From World War II through the 1960s, the city rode to steady economic growth on the shoulders of aircraft manufacturer the Boeing Company. At its peak, in 1968, Boeing employed more than 100,000 workers in the Puget Sound region, but there was a problem — Seattle failed to attract other industries and diversify its economy. So, when the “Boeing Bust” began, there was nowhere to go but down.
In 1969, Boeing cut its workforce to just over 80,000; by 1971, it had dropped to 32,500, according to the infamous Seattle Times report, “Lights Out, Seattle.” The 12 percent unemployment rate became the worst of any major American city since the Depression. And, with that daunting unemployment, public and private funds dried up, forcing the university to rethink its stance on collegiate athletics.
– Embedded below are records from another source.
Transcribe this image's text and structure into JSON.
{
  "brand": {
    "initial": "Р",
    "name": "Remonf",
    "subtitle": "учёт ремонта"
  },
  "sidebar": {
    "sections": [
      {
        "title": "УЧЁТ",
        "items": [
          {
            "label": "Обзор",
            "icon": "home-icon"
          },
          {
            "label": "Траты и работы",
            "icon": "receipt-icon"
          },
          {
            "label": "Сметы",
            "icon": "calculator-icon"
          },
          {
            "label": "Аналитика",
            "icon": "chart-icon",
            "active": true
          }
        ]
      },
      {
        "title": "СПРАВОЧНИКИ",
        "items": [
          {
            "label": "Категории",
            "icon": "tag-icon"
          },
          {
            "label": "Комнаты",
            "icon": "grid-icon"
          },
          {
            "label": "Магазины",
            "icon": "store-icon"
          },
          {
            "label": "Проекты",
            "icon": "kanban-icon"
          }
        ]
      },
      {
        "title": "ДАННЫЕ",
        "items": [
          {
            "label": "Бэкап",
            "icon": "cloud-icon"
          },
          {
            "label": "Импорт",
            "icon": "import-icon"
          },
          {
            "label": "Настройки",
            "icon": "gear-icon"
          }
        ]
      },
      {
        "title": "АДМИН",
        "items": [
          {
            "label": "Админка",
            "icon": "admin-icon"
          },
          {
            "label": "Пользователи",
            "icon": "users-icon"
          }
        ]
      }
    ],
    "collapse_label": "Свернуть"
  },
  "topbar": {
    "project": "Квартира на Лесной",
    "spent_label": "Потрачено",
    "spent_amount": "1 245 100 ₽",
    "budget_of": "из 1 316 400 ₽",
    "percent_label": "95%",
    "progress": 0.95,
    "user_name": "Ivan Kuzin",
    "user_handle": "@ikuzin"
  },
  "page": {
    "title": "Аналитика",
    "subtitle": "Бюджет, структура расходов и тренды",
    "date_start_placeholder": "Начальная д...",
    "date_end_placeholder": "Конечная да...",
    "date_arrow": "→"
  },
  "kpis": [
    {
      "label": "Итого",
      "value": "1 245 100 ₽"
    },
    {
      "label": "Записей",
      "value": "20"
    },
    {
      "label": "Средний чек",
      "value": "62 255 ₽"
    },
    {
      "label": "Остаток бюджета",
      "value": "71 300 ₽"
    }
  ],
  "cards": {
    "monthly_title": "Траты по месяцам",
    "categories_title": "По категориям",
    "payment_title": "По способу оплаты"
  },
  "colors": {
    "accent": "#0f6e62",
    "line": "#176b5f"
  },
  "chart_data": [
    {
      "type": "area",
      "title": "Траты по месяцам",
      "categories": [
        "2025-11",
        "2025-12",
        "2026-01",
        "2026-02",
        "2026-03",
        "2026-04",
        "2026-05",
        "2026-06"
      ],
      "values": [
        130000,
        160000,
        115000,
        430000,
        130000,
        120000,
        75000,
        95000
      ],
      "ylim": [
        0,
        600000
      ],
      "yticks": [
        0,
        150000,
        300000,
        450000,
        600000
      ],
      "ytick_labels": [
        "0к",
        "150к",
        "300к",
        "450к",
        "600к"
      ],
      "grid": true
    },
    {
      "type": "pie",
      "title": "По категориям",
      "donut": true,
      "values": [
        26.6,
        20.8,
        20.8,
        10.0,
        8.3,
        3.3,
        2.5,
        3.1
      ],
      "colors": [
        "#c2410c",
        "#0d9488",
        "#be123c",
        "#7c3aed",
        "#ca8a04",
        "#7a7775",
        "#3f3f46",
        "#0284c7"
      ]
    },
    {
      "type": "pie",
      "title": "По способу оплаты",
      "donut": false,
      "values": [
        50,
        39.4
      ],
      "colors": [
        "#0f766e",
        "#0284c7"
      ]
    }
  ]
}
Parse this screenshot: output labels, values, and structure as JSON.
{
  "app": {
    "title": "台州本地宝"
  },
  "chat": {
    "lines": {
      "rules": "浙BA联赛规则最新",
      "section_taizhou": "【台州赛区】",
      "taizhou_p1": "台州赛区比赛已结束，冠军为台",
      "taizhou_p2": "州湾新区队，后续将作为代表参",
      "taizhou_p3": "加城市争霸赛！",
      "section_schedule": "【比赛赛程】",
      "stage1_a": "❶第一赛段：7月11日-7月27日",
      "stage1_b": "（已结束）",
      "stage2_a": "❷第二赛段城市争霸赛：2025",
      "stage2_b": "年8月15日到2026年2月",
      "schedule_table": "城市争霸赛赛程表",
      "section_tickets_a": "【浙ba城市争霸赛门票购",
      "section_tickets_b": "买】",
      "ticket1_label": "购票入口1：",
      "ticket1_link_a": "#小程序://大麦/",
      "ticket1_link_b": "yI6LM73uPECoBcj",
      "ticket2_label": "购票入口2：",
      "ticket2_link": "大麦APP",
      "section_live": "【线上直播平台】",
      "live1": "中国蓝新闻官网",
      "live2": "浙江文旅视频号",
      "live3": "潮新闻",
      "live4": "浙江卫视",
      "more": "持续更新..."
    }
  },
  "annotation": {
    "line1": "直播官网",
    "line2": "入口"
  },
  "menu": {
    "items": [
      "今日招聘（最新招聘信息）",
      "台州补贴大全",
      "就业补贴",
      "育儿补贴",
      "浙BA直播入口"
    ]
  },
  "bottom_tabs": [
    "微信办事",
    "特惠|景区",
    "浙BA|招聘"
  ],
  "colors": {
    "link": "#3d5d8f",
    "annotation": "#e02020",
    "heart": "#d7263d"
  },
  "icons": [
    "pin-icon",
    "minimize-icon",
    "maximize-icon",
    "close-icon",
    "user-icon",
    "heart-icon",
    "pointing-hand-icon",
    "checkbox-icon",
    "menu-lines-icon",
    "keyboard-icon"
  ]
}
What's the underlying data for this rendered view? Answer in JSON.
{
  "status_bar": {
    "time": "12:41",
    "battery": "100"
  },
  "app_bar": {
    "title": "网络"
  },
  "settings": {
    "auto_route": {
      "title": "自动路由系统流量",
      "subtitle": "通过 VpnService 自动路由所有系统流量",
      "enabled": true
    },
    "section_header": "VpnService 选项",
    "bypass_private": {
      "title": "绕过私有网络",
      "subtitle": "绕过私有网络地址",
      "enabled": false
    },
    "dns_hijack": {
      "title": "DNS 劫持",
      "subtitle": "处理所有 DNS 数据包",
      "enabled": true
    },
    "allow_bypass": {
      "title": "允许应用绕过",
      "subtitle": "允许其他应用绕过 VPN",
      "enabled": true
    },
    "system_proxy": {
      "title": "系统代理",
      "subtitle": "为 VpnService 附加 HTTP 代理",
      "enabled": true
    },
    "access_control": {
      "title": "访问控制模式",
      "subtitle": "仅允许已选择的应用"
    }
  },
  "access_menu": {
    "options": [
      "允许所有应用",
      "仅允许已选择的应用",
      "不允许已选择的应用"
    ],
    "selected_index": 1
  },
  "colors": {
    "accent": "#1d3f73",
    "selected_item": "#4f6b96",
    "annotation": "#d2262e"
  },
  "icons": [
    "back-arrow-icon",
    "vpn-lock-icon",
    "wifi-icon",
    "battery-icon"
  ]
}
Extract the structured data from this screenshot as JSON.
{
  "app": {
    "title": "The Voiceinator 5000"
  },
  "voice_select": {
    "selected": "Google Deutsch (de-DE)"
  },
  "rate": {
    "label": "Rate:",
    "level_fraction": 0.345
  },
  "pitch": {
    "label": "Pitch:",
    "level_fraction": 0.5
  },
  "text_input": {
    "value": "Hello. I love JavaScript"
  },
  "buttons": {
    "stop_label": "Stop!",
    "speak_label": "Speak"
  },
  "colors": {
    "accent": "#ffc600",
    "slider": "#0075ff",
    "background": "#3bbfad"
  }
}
The Rev. William Sullivan, president of the university, had only one question to ask the trustees following the 1980 season. “I did not have anything preplanned except the one question of how a university can continue to pour hundreds of thousands of dollars into a program in which 140 students are participating,” Sullivan told the Seattle Post-Intelligencer. And with that, the university de-emphasized athletics, opting to register for small-school sport status without scholarships and to join the NAIA.
But as the modern “Silicon Forest” tech era brought prosperity back to Puget Sound, Seattle hoops received some love too. In 2009, the program returned to Division I status and KeyArena, formerly the Seattle Coliseum, where the Sonics and Chieftains once reigned supreme. Now, at 19-12, the Seattle University Redhawks are fourth in the Western Athletic Conference and hoping for a bid to March Madness.
If not destiny, it seems the Redhawks have history working in their favor. They’re 17-1 at home this season, on KeyArena’s Elgin Baylor Court.